The ceiling of the spare bedroom Lucy had been sleeping in during their Cambridge stay. It was the small tell they needed to prove they were back home. Edmund spluttered as the water left his lungs, and as he looked around, he found there was none surrounding them at all. He and Lucy were sat on the bed as if they'd never left, Eustace with his legs crossed on the floor.

     They didn't say anything, not at first, because they couldn't. It was hard to comprehend all that had happened before, and how they were never able to return. This was home now, no matter what changed. Whether the war lasted for a hundred years or six days, this was home, and Narnia was unattainable.

It was a distant memory now, and they would have to live with that. It was their choice to leave, because staying would mean their family would never know what happened to them. That wasn't the sort of thing Edmund could do. He loved his family just as much as he loved Aramis, and that made the decision all the much more harder. But he had made it; there was no way around it.

He'd looked to his sister, then to his cousin, and then to the godawful room they were in. Whilst it wasn't the luxury that being a High King gave him, it was better than most. Edmund knew that things were going to be hard now, and that time was creeping up, but he could do it. He could survive, just about.

"Eustace!" Aunt Alberta called from down the bottom of the stairs. Her voice was as prim as it was before, again, just as if they'd never left. Edmund could have laughed. "Eustace, what are you doing up there? Jill Pole's dropped in for a visit!"

When they looked to Eustace, he was grinning, though no one else was. He would be able to go back one day. He was lucky. He would be able to look fondly at the painting whenever he wanted, a know that it was somewhere in between where everyone fit in; even little weirdos like him.
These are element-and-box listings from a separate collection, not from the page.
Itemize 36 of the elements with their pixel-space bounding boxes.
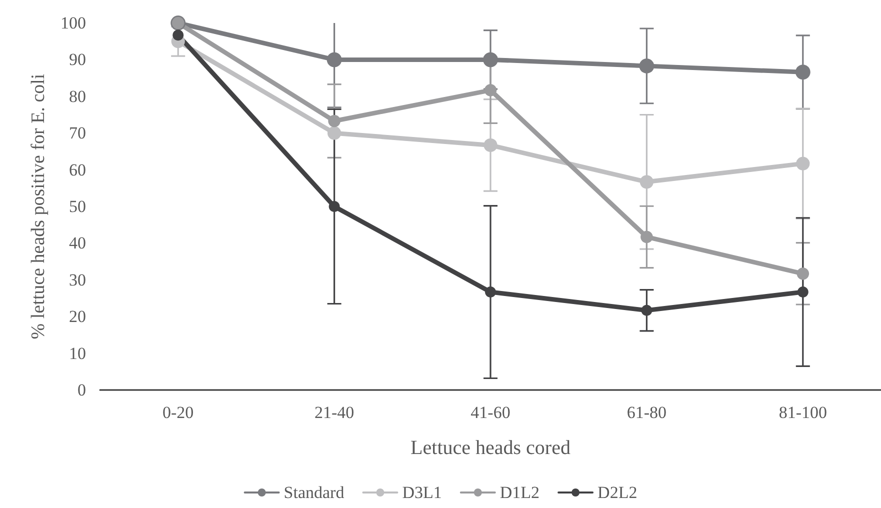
point: [640, 230, 653, 244]
x-tick-label: 61-80: [626, 403, 667, 422]
point: [640, 175, 654, 189]
y-tick-label: 100: [60, 14, 86, 32]
x-tick-label: 41-60: [470, 403, 510, 422]
point: [641, 304, 652, 316]
y-tick-label: 70: [69, 124, 86, 143]
point: [639, 58, 654, 74]
point: [485, 286, 496, 298]
legend-label: D2L2: [598, 483, 638, 502]
y-tick-label: 60: [69, 160, 86, 180]
y-tick-label: 30: [69, 270, 86, 290]
y-tick-label: 10: [69, 344, 86, 363]
legend-label: D3L1: [402, 483, 442, 502]
point: [484, 84, 497, 96]
point: [796, 156, 810, 170]
point: [797, 286, 808, 298]
legend-label: D1L2: [500, 483, 540, 502]
y-tick-label: 20: [69, 307, 86, 326]
y-axis-title: % lettuce heads positive for E. coli: [28, 74, 49, 340]
y-tick-label: 0: [78, 380, 86, 400]
point: [326, 52, 342, 68]
point: [484, 138, 498, 152]
point: [483, 52, 498, 68]
y-tick-label: 40: [69, 234, 86, 253]
y-tick-label: 90: [69, 50, 86, 70]
point: [795, 64, 810, 80]
legend-label: Standard: [284, 483, 345, 502]
point: [796, 267, 810, 280]
x-tick-label: 0-20: [162, 403, 194, 422]
y-tick-label: 80: [69, 86, 86, 106]
x-tick-label: 81-100: [778, 403, 827, 422]
point: [172, 30, 184, 41]
x-axis-title: Lettuce heads cored: [410, 437, 570, 459]
x-tick-label: 21-40: [314, 403, 354, 422]
y-tick-label: 50: [69, 197, 86, 216]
He placed the frame back on the wall, and as Edmund sat on the bed, he sighed. This was something brand new. A world he finally had to explore. This was Edmund's chance to make something of himself. He only had to figure out what it was going to be.

Whilst Cambridge was still their permanent home for so long, they had to become more accustomed to their life there. Eustace's closest friend, Jill, came around the house more often than Uncle Harold left the house. Whenever the doorbell rang, or the clacker knocked, they had just started to ignore it. Hardly anyone knew that they lived there anyway, and there was no way Edmund would be sharing anything with anyone from school.

That was, until the day things changed.

Winter had finally come again, and the air was crisp and cold. It came in waves, sometimes snow, and sometimes rain. Whatever it was, Edmund adored it. The snow always reminded him of Narnia, even if it was his worst memory of there. It reminded him of Aramis, with his flawless skin glowing in the freezing light of the winter.